In 1968, Peng proposed and led the building of a land-based prototype nuclear power reactor in Sichuan province for China's first nuclear submarine. This reactor was completed in April 1970 and successfully passed a test in July after Peng reported to the Central Special Commission led by Premier Zhou Enlai. In 1973, Peng was appointed vice president of China Ship Research and Design Institute (Wuhan-based 719 Research Institute, the Nuclear Submarine Institute), and afterwards became deputy minister of the Ministry of Shipbuilding Industry.

China's first nuclear submarine (SSN, class 091) was launched for testing on 26 December 1970, and was commissioned in 1974 with name Long March I, making China the fifth country to own a nuclear submarine after the United States, the Soviet Union, the United Kingdom, and France. The first nuclear-powered ballistic missile submarine (SSBN) of class 092 was completed and commissioned in 1981. Both type 091 and 092 submarines were equipped with the nuclear reactors and propulsion systems created by Peng and his team. In 1979, Peng was appointed the first chief designer of China's nuclear submarine project, while Huang Weilu (黄纬禄), Zhao Renkai (赵仁恺), and Huang Xuhua were appointed deputies.

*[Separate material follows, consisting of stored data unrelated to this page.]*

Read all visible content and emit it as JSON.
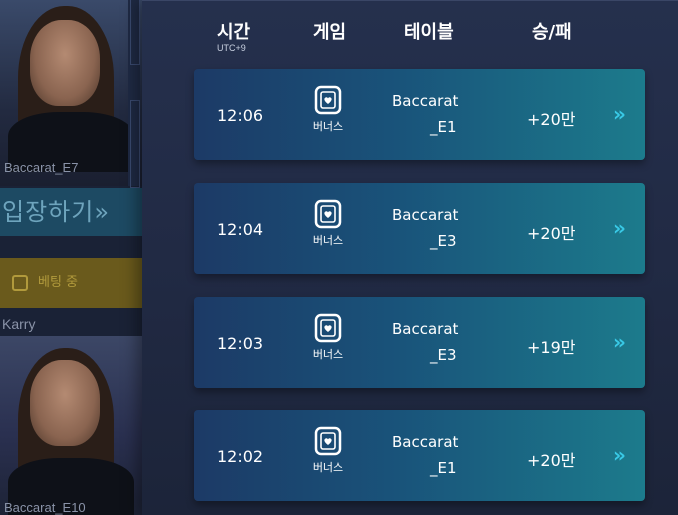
{
  "lobby": {
    "table_top": "Baccarat_E7",
    "enter_label": "입장하기»",
    "betting_label": "베팅 중",
    "host_name": "Karry",
    "table_bottom": "Baccarat_E10"
  },
  "history": {
    "headers": {
      "time": "시간",
      "time_sub": "UTC+9",
      "game": "게임",
      "table": "테이블",
      "result": "승/패"
    },
    "rows": [
      {
        "time": "12:06",
        "game": "버너스",
        "table_line1": "Baccarat",
        "table_line2": "_E1",
        "result": "+20만",
        "arrow": "»"
      },
      {
        "time": "12:04",
        "game": "버너스",
        "table_line1": "Baccarat",
        "table_line2": "_E3",
        "result": "+20만",
        "arrow": "»"
      },
      {
        "time": "12:03",
        "game": "버너스",
        "table_line1": "Baccarat",
        "table_line2": "_E3",
        "result": "+19만",
        "arrow": "»"
      },
      {
        "time": "12:02",
        "game": "버너스",
        "table_line1": "Baccarat",
        "table_line2": "_E1",
        "result": "+20만",
        "arrow": "»"
      }
    ]
  },
  "colors": {
    "panel_bg": "#212a44",
    "row_start": "#1c3a66",
    "row_end": "#1c7b8c",
    "arrow": "#39c9e6"
  },
  "icons": {
    "game": "heart-card-icon",
    "row_action": "double-chevron-right-icon"
  }
}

In 1983, Peng shifted from military to civilian application of nuclear power plants when he was appointed deputy minister for the Ministry of Water Resources and Electric Power, and was also appointed general engineer in the Ministry of Nuclear Industry. He led his team to build the Daya Bay and Qinshan Nuclear Power Plants.

In a talk in his later years, Peng Shilu said as a summary that he only did two things in his life: one was to have built China's nuclear submarines, and the other was to have built China's nuclear power plants.

He died on 22 March 2021, at the age of 95.

== Awards and honors ==
Peng received the National Science Conference Award in 1978, the top prize of the National Science and Technology Progress Awards in 1985, the Science and Technology Progress Award from Ho Leung Ho Lee Foundation in 1996, and the Top Scientific Achievement Award from Ho Leung Ho Lee Foundation in 2017. Once he received the prize money of the Top Scientific Achievement Award from Ho Leung Ho Lee Foundation, he donated all of it as a fund to award young people making significant innovative achievements in the field of nuclear power.

In 1988 he received the honorary title of "Outstanding Contribution to National Defense Science and Technology" from the Commission for Science, Technology and Industry for National Defense.

In 2020, he won the 13th Guanghua Engineering Scientific and Technological Achievement Award for "his outstanding contributions to China's nuclear submarine to achieve a historic breakthrough from nothing, and the determination of technical route of the first nuclear power plant." Guanghua Engineering Science and Technology Award is the highest award in China's engineering field, and initiated and managed by the Chinese Academy of Engineering.

In March 2021, soon after his death, he was hailed as "the father of China's nuclear submarines" by media including the top China's official media.

On 26 May 2021, he was posthumously honored the title "Role Model of the Era" by the top Publicity Department of China, for his contributions to the design of the country's first-generation nuclear submarine in the 1950s, his leading the charge in the establishment of two major nuclear power plants in China, and his great attributes of hard work, sacrifice, and the pursuit of innovation.

On 3 March 2022, he was honored as a "Touching China's Figure of the Year 2021" and hailed as "the father of China's nuclear submarines" by the top China's official media China Central Television.

== Personal life ==
Peng's wife, Ma Shuying (马淑英), was his schoolmate in the Soviet Union, and they married in 1958 when they returned to China. They had a son and a daughter.